Friday, Jul. 28, 1961

Tired but Triumphant

Wearied by its travels, crippled by illness and injury and cumbered by European cooking, the U.S. track and field team nonetheless managed to perform handsomely as it toured across Europe last week. After a 124-111 victory over the Soviet Union in Moscow, the strong men's team moved on to face West Germany's best at Stuttgart, brought off a 120-91 win. Only the ladies--and not all of them--seemed to be having trouble; they lost to the Russians 39-68, to the Germans 38-66.

For the Soviet meet, the U.S. team was in high key, and the two-day competition produced performances of a caliber rarely seen in a non-Olympic year. Willowy Wilma Rudolph tied her world record of 11.3 sec. in the 100-meter dash, anchored the U.S. women's 400-meter relay team to a new world mark of 44.3 sec. Frank Budd swept to a big victory in the men's 100 meters, and helped the men's relay team set another world record, of 39.1 sec. Gary Gubner, muscular 18-year-old New York University freshman, established himself as new Prince of the Whales by putting the shot 60 ft. 7 1/2 in. As a climax, the meet provided the finest display of jumping in track history. The U.S.'s Ralph Boston leaped to a world broad jump mark of 27 ft. 1 3/4 in., and Russia's Valery Brumel soared over the high jump bar at 7 ft. 4 in. to beat U.S. High Jumper John Thomas for the fifth straight time.

The pattern in Germany was similar, but performances were generally poorer --except for Wilma Rudoloh's new record clocking of 11.2 sec. in the 100 meters.

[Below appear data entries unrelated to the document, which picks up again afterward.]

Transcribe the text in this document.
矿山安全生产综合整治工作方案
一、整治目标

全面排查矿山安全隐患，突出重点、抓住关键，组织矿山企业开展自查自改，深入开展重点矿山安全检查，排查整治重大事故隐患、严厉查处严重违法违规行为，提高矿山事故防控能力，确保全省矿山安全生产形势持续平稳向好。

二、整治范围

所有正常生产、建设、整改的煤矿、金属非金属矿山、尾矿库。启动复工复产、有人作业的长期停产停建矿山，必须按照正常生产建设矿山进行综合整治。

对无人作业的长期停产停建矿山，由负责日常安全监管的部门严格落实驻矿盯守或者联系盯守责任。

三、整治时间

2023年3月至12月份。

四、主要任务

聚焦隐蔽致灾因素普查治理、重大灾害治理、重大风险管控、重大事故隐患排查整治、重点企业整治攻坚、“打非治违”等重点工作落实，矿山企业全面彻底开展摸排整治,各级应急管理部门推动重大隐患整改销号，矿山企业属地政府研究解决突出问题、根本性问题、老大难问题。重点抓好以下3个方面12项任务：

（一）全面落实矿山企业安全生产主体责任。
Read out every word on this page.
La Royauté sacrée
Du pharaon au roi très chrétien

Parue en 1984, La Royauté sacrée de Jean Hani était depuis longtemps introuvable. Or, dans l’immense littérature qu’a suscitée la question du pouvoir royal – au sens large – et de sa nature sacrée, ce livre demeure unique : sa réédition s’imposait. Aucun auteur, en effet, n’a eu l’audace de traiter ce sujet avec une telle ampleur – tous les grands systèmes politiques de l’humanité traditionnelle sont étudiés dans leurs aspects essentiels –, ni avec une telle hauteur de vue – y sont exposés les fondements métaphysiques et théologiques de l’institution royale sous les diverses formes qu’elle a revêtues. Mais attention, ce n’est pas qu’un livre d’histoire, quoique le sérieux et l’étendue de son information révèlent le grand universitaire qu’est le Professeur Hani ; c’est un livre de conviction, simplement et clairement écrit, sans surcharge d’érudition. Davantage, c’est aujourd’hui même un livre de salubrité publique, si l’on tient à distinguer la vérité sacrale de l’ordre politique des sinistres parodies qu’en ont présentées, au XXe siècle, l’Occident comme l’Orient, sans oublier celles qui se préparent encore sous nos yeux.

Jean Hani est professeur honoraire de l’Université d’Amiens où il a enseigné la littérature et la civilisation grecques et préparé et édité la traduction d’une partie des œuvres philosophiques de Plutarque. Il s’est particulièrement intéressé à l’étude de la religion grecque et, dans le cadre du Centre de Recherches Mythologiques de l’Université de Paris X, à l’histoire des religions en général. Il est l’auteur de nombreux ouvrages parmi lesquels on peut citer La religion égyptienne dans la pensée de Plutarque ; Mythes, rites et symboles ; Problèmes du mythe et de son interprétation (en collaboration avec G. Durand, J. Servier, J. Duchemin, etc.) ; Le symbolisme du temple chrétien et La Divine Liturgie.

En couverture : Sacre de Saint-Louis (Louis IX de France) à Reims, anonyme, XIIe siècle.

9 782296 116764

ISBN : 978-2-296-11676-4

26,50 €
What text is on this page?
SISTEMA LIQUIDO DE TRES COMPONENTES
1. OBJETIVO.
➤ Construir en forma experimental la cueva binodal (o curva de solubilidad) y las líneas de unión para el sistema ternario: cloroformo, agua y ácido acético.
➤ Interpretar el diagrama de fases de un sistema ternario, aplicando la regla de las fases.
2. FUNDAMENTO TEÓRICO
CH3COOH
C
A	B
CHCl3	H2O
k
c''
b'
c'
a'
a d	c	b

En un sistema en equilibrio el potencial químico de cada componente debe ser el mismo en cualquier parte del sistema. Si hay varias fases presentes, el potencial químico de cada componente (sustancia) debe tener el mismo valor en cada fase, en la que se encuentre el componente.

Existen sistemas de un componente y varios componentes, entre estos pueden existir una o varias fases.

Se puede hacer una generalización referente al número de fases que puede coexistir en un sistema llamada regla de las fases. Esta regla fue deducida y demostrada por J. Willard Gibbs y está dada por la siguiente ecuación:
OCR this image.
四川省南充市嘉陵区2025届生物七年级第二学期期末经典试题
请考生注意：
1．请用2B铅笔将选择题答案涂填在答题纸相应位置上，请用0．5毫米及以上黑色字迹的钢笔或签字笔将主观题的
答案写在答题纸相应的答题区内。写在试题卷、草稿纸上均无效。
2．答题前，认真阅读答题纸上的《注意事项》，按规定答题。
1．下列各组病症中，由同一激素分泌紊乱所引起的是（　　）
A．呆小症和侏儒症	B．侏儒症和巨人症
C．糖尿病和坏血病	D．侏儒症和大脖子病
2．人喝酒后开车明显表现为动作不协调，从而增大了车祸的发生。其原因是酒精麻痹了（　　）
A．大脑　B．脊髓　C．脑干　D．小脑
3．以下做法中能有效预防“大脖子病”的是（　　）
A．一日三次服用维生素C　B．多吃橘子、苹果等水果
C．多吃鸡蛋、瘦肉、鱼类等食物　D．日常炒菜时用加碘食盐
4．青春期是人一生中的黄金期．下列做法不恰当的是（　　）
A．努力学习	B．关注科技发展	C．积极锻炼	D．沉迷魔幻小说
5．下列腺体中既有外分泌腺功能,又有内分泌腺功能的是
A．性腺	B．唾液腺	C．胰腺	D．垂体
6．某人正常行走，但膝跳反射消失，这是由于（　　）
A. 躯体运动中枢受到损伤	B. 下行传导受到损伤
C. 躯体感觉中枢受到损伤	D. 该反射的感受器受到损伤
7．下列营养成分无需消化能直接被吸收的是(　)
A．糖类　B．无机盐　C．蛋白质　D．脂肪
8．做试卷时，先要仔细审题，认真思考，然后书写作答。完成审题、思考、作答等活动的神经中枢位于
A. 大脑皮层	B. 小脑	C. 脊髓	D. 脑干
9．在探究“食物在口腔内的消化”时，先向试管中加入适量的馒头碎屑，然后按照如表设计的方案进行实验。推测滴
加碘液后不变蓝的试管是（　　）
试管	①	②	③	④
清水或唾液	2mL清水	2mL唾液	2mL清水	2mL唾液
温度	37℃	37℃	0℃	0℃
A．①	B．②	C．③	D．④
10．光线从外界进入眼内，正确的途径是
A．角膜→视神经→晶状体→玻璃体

Bespectacled Ironman Hayes Jones, 22, of Pontiac, Mich., recalled the days when versatile Harrison Dillard won his specialty--the 110-meter high hurdles--with ease, ran an excellent leg for the winning U.S. 400-meter relay team, then filled in for ailing Sprinter Paul Drayton and placed second in the 100-meter dash. Biggest surprise of the German meet: Sprinter Frank Budd's defeat in the 200 meters by Germany's Manfred Germar.

At week's end, exhausted by the grueling pace, the U.S. team flew off to London and its third international competition in six days. Still ahead: Poland.